No capítulo anterior…

Deitamos na cama e depois de dar “boa noite” a ele, e ele a mim, tentei logo fechar os olhos rápido para dormir, mas eu estava com medo, mesmo assim. 

Assim que acordei, logo pela manhã do dia seguinte, senti um friozinho, quem sabe até de preguiça. Matheus estava na mesma cama que eu, porém, bem longe de mim. Ele levou a serio quando eu disse que não nos podíamos tocar. Porém, ele foi tão pra longe, que levou as cobertas junto.

Olhei para o meu celular e vi duas chamadas perdidas da minha mãe, depois vi uma mensagem pedindo para eu lhe ligar assim que eu pudesse.
Bem silenciosa, saí do quarto do Matheus e fui para o meu. Me lembrei do filme de ontem e ri sozinha, pois me lembrei que estava com um medo terrível, que hoje não sinto mais.
Peguei um casaco, os meus remédios e fui para a cozinha. Tinha de tomar um remédio antes de comer qualquer coisa, e outros remédios depois do café da manhã. Têm um sabor terrível, todos eles. Detesto.

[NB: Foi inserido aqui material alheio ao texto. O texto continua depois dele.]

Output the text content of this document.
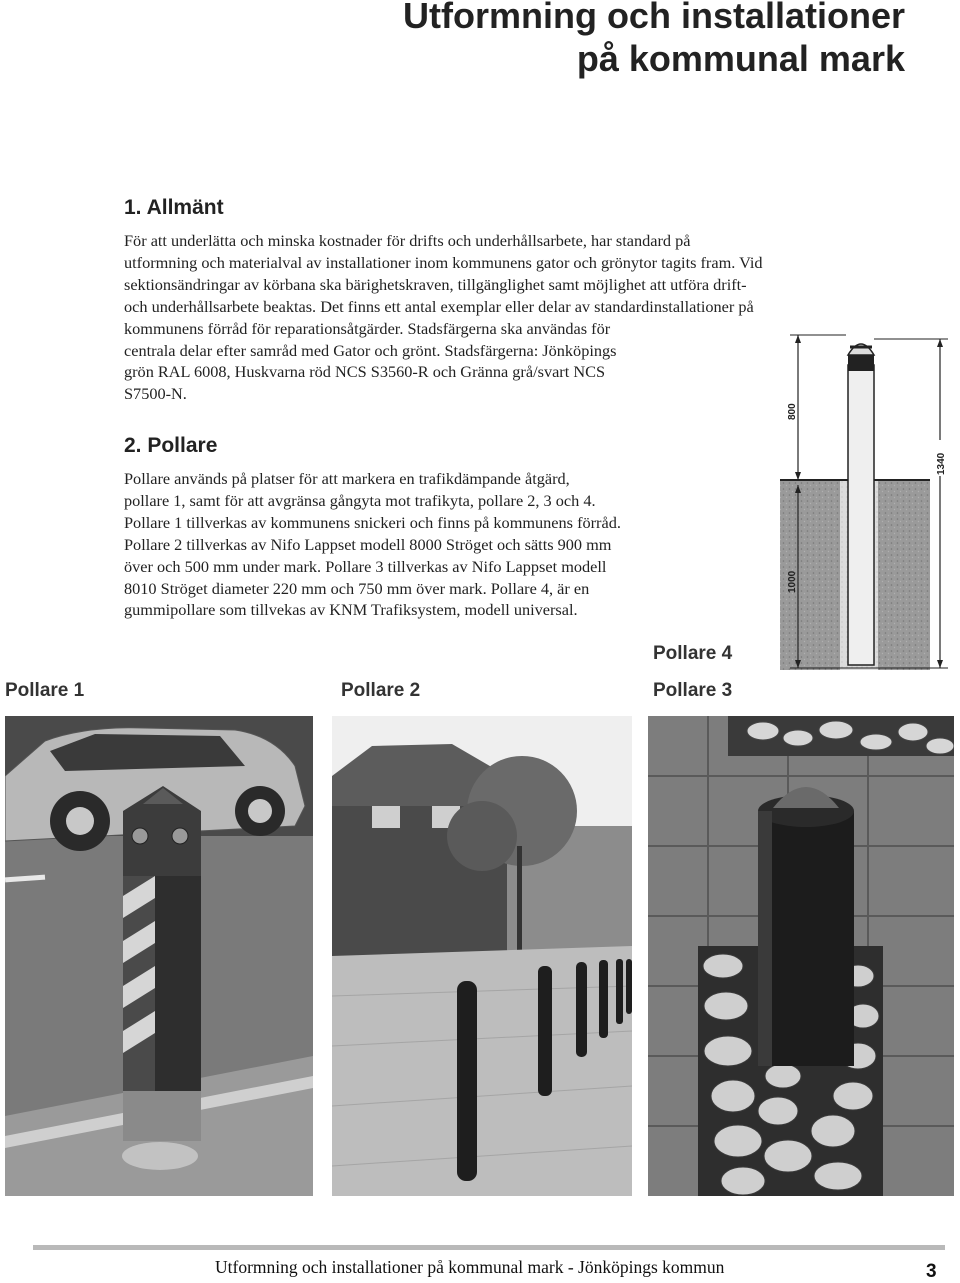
Utformning och installationer
på kommunal mark
1. Allmänt
För att underlätta och minska kostnader för drifts och underhållsarbete, har standard på
utformning och materialval av installationer inom kommunens gator och grönytor tagits fram. Vid
sektionsändringar av körbana ska bärighetskraven, tillgänglighet samt möjlighet att utföra drift-
och underhållsarbete beaktas. Det finns ett antal exemplar eller delar av standardinstallationer på
kommunens förråd för reparationsåtgärder. Stadsfärgerna ska användas för
centrala delar efter samråd med Gator och grönt. Stadsfärgerna: Jönköpings
grön RAL 6008, Huskvarna röd NCS S3560-R och Gränna grå/svart NCS
S7500-N.
2. Pollare
Pollare används på platser för att markera en trafikdämpande åtgärd,
pollare 1, samt för att avgränsa gångyta mot trafikyta, pollare 2, 3 och 4.
Pollare 1 tillverkas av kommunens snickeri och finns på kommunens förråd.
Pollare 2 tillverkas av Nifo Lappset modell 8000 Ströget och sätts 900 mm
över och 500 mm under mark. Pollare 3 tillverkas av Nifo Lappset modell
8010 Ströget diameter 220 mm och 750 mm över mark. Pollare 4, är en
gummipollare som tillvekas av KNM Trafiksystem, modell universal.
800
1340
1000

Pollare 1	Pollare 2

Pollare 4

Pollare 3

Utformning och installationer på kommunal mark - Jönköpings kommun	3
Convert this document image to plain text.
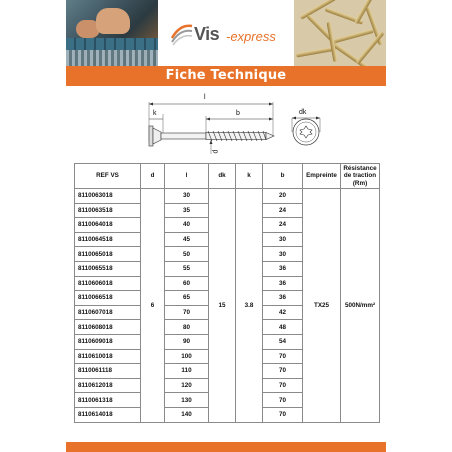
Vis -express
Fiche Technique
l
k	b
d
dk
REF VS	d	l	dk	k	b	Empreinte	Résistance de traction (Rm)
8110063018	6	30	15	3.8	20	TX25	500N/mm²
8110063518		35			24		
8110064018		40			24		
8110064518		45			30		
8110065018		50			30		
8110065518		55			36		
8110606018		60			36		
8110066518		65			36		
8110607018		70			42		
8110608018		80			48		
8110609018		90			54		
8110610018		100			70		
8110061118		110			70		
8110612018		120			70		
8110061318		130			70		
8110614018		140			70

- Bom dia. – disse simpática a empregada – Quer que sirva o café da manhã? Temos leite de cabra, queijo fresquinho e pão que acabei de fazer no forno.
- Bom dia, agradeço então. – sorri

Fui até à janela da cozinha para poder ficar um pouco mais à vontade e liguei para a minha mãe. Não sei do que podia se tratar, mas agora tinha ficado com medo.

LIGAÇÃO ON

- Bom dia mãe. Aconteceu alguma coisa?
- Bom dia, Lua. Não, não aconteceu, eu acho. 
- Porque me ligou e mandou mensagem? Você parecia preocupada.
- É que… bom, o Arthur esteve ontem aqui. – ela fez um pequena pausa – Lua, você não disse a ele que ia estar fora este final de semana?
- Não, não disse! – meu coração começou a bater forte. “O Arthur tinha ido na minha casa? Tinha sentido a minha falta? Porque não me mandou mensagem?”, estes eram os meus pensamentos.
- E porque não? O garoto vinha todo contente até cá e levou um bolo.
- E daí? Não é bolos que ele me tem dado até agora? Ele e a sua namoradinha, claro!
- Isso tudo são ciúmes?
- Ciúmes, mãe? Pelo amor! Eu estou muito bem sem ele.
- Ele pediu pra você ligar pra ele
- Eu não vou ligar
- Lua Maria! – minha mãe me repreendeu – O Arthur e você eram tão amigos, o que mudou?
- Mudou muita coisa, mãe. Quando eu chegar, amanhã, eu falo com ele, ok?
- Vai mesmo?
- Vamos ver! 
- Bom… eu tenho que ir fazer compras. Você me ligar à tarde?
- Sim, mãe.
- Bom, até logo. juizinho aí menina.
- Beijo mãe.

LIGAÇÃO OFF

Agora eu havia ficado meia pensativa. Pensativa até era pouco. O Arthur havia mesmo sentido a minha falta. Mas se ele pode arranjar uma namoradinha, eu também posso arranjar um amigo. Até porque vejo o Matheus como apenas isso, um amigo.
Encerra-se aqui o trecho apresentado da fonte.